C "is an interindividual difference in area under the curve, serum concentration-time, of 13 times and an equivalent degree of variation in peak serum levels among the patients studied. The significance of this is unclear as there is little correlation between plasma levels and clinical data.

05.3 Preclinical safety data -

Animal data showed some degree of embryotoxicity at doses similar to the maximum human level (MHUL). At doses approximately 6 times the MHUL based on the mg / kg ratio, fetal growth retardation and toxicity were observed. fetal No teratogenic effects were observed.

The results of mutagenicity studies do not indicate genotoxicity.

Carcinogenicity studies did not detect treatment-related tumors in male rats or mice, but an "increased incidence of pituitary adenomas and mammary gland adenocarcinomas in female mice. These histopathological changes in the mammary and pituitary glands are thought to be mediated by prolactin. and have been found in rodents following hyperprolactinaemia induced by a wide variety of neuroleptic drugs, although the relevance of these findings to humans is questionable.

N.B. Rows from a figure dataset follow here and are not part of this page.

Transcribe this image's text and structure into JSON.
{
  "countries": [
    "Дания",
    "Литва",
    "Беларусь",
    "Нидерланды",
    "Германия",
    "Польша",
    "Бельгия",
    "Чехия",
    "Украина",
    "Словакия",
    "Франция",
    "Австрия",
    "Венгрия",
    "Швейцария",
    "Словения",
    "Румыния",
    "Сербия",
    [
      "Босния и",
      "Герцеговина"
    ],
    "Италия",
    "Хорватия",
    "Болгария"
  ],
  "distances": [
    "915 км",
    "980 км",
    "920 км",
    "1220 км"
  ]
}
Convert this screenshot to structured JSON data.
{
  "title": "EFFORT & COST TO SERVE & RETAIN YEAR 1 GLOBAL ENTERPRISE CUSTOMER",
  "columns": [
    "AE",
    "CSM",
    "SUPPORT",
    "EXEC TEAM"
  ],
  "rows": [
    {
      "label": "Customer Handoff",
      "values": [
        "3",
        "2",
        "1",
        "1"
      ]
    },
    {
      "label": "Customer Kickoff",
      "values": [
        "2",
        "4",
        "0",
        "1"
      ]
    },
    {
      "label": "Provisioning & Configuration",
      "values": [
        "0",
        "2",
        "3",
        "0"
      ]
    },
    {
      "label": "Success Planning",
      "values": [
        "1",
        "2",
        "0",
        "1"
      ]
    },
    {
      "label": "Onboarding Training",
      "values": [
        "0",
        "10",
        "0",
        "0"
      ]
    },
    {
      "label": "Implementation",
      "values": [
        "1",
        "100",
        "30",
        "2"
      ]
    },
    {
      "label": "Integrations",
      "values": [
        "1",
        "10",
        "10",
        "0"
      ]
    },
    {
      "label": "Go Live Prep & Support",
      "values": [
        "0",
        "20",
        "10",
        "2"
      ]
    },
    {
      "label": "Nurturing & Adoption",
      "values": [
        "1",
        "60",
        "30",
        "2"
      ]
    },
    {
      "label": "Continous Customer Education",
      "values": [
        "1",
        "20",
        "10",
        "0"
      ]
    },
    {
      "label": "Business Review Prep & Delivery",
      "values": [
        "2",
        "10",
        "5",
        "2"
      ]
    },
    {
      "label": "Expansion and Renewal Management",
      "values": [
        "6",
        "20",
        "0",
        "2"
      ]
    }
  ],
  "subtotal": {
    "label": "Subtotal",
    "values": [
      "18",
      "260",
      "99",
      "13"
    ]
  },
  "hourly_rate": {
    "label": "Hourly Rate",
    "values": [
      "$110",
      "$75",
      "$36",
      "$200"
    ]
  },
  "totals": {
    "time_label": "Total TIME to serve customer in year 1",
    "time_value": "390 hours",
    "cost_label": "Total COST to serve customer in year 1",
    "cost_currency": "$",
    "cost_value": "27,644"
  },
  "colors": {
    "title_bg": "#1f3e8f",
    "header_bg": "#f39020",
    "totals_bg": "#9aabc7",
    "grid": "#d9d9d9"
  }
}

In in vitro studies, pimozide has been shown to block cardiac hERG channels and prolong the duration of action potential in isolated and perfused heart. This effect on hERG channels can be attenuated by blocking the effect of pimozide on cardiac calcium-type channels. L. In in vivo animal studies, intravenous or oral administration of pimozide has been shown to cause significant prolongation of the QTc interval. Doses that prolonged the QTc interval did not cause arrhythmia.

06.0 PHARMACEUTICAL INFORMATION -

06.1 Excipients -

Calcium dibasic phosphate dihydrate, corn starch, microcrystalline cellulose, povidone K30, talc, hydrogenated vegetable oil, yellow iron oxide, sodium indigotindisulfonate aluminum lake.